Soon, the normative question will emerge in these discussions of importance and caring. What should we care about? Regardless, we must realize that even our normative judgments are rooted in our volitional character. We cannot convince people to follow ethical standard X unless they care beforehand:

"The most fundamental question for anyone to raise concerning importance cannot be the normative question of what he should care about. That question can be answered only on the basis of a prior answer to a question that is not normative at all, but straightforwardly factual: namely, the question of what he actually does care about. If he attempts to suspend all of his convictions, and to adopt a stance that is conscientiously neutral and uncommitted, he cannot even begin to inquire methodically into what it would be reasonable for him to care about. No one can pull himself up by his own bootstraps." (p. 24)

The deepest of all our volitional investments, the things we care most deeply about, are those things we love.
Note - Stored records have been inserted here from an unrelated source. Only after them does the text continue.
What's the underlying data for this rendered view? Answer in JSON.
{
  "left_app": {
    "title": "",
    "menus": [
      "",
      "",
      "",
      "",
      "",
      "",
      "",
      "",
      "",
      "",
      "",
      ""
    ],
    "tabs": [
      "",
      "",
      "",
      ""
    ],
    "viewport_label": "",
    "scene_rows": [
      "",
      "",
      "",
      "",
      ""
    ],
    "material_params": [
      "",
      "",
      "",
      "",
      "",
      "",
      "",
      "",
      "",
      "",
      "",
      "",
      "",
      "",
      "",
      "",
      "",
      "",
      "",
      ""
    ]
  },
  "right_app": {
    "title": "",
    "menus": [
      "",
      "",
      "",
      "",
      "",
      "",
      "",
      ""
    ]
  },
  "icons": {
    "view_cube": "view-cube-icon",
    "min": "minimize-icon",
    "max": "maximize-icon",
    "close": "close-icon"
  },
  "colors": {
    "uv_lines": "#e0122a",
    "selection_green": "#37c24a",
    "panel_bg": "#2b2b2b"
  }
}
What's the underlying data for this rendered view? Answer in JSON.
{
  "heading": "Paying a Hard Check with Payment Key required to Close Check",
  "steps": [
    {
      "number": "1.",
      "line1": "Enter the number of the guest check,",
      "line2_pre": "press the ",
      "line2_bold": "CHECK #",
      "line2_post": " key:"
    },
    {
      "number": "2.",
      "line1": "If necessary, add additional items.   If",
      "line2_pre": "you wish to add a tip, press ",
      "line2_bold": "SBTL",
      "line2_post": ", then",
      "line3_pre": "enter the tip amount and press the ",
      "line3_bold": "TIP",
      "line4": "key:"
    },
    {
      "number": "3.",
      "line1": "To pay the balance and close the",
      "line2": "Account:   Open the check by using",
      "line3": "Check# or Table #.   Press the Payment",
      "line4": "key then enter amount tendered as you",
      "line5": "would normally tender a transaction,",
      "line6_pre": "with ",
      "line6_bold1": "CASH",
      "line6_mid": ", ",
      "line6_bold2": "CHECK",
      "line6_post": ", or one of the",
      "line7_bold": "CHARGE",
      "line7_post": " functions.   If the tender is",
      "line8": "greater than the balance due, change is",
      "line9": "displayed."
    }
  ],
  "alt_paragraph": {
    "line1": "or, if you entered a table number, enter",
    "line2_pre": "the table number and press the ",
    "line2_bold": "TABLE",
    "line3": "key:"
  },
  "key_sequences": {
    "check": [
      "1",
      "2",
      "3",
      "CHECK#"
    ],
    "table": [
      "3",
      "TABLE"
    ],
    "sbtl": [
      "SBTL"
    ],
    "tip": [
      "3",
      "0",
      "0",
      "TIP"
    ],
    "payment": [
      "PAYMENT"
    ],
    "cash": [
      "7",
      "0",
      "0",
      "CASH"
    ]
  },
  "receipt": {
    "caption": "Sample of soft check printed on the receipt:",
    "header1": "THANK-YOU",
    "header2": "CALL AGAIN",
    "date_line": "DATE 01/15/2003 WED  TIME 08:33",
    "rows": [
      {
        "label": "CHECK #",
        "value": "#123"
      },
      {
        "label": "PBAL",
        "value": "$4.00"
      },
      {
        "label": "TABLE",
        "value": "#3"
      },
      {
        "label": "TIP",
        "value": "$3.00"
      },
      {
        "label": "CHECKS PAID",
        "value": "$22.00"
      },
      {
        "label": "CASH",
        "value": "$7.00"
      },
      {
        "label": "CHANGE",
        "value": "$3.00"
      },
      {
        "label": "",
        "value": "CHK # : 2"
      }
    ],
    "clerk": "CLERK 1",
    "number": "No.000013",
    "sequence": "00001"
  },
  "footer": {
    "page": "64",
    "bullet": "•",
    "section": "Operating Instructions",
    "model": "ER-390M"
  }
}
But, again, love is a volitional constraint. It is not a choice:

"Among the things that we cannot help caring about are the things that we love. Love is not a voluntary matter. It may at times be possible to contrive arrangements that make love more likely or that make it less likely. Still, we cannot bring ourselves to love, or to stop loving, by an act of will alone—that is, merely by choosing to do so. And sometimes we cannot affect it by any means whatsoever." (p. 24,25)

Given that love is our fundamental concern and that love is our deepest volitional commitment, it seems clear that love is the main source of practical and normative reasonings:

"As I understand the nature of love, the lover does not depend for his loving upon reasons of any kind. Love is not a conclusion. It is not an outcome of reasoning, or a consequence of reasons. It creates reasons." (p. 25)

Some observations...

I'm trying to create a psychologically coherent foundation for a post-Cartesian soteriology, ecclesiology, and theodicy. I'm building this foundation on Frankfurt's work concerning freedom, love, and normativity. In the last few posts I have been simply deploying Frankfurt's ideas. The theological implications are still to come. However, during these last few posts on Frankfurt (with one more to come)I have also pointed out some intriguing hints I've seen in Frankfurt for a positive theological project. Today, I encourage you to dwell on these things:

1. Frankfurt's model unites three things theologians are extraordinarily interested in: Freedom, love, and normativity. Frankfurt provides an way to unite these three things in a really interesting way. For example, think of the implications for soteriology. What does it mean to be saved? How are we saved? Frankfurt shows linkages among all three of these things:

Normativity: Being saved is about goodness/holiness.
Freedom/Volitional Unanimity: Being saved is about becoming free from sin.
Love: Being saved is about coming to love as God loves (God is love.)

Think about this list. Frankfurt shows how all three are linked in a coherent psychological model of the person.

2. In Frankfurt's model, love is the bedrock. Clearly, this is a VERY hospitable place to start a theological project.

3. However, Frankfurt's model is weak-volitional (see Part 1). As Frankfurt says, "Love is not a voluntary matter." And this is the piece that will need to be accommodated by theological systems.